I wonder if the tree is still there in the churchyard where I took the pine needles in my hand while we walked? I wonder about the soft threads in my velvet leggings and whether they’re still on the planet somewhere or if they’ve biodegraded by now. And 7 Seconds played on the car radio, in a car that by now will have turned to nuts and bolts.
I think about the bench in Bruton Park and if it still exists or has it been chopped up and turned to firewood and the metal smelted down. I wonder what happened to the the cages in the nature reserve where we wandered, how even now I can taste the still air and hear the leaves under our feet, in the strangeness, in the almost stagnant places from where the birds had flown.

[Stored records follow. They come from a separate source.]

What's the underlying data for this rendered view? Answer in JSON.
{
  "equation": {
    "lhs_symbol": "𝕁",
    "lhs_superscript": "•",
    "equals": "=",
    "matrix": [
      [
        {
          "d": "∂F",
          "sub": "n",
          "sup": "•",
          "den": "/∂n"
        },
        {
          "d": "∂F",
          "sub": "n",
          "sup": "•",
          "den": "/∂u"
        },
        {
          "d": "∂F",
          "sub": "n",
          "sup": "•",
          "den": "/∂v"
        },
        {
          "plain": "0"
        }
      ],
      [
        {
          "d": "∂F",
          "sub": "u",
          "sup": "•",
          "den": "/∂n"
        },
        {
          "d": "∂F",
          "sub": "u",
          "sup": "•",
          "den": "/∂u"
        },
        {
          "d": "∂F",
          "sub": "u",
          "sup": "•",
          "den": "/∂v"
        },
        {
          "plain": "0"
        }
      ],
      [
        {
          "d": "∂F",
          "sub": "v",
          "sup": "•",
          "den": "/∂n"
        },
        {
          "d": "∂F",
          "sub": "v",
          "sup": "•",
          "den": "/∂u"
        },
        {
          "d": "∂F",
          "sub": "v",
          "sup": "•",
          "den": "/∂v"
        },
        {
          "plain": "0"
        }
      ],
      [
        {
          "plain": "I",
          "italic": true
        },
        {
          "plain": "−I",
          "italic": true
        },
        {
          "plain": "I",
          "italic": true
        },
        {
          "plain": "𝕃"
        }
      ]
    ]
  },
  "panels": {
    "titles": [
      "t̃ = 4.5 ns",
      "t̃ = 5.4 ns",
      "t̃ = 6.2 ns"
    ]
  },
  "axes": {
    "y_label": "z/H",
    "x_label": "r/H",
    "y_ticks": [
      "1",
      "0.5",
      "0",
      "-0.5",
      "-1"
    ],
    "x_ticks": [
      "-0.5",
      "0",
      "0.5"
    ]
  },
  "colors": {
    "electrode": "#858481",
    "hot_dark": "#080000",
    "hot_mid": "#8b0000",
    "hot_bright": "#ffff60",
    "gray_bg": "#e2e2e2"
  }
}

And what happened to the white ceramic bowl with the first of the chicken salads, did it break years ago, is it fragmented in soil, mixed with mulch, feeding roses somewhere I’ll never know? And what about the settee with its soft green Fleur De Lys pattern, with the nap I felt under my hands when my eyes closed, have those fibres disintegrated by now?
I still hear the reliable tick of my parent’s mantle piece clock, marking time, stroking the moments as though they never ended and though that mechanism has long since been deconstructed, the echo of it fills my ears now.
Of course, I wore red socks and my silk waistcoat was shimmering black. I wonder if its small buttons are sewn onto something else now or if they sit in someone’s sewing box, someone unaware of the role that they played in my life.
I wonder about the birds that had flown, whether they had chicks, and whether generations of them later, they fly over me in a different town, dropping feathers onto the new pathways that I make now.
I look out for them. It’s March 26th, I’m not bothered, it’s only time.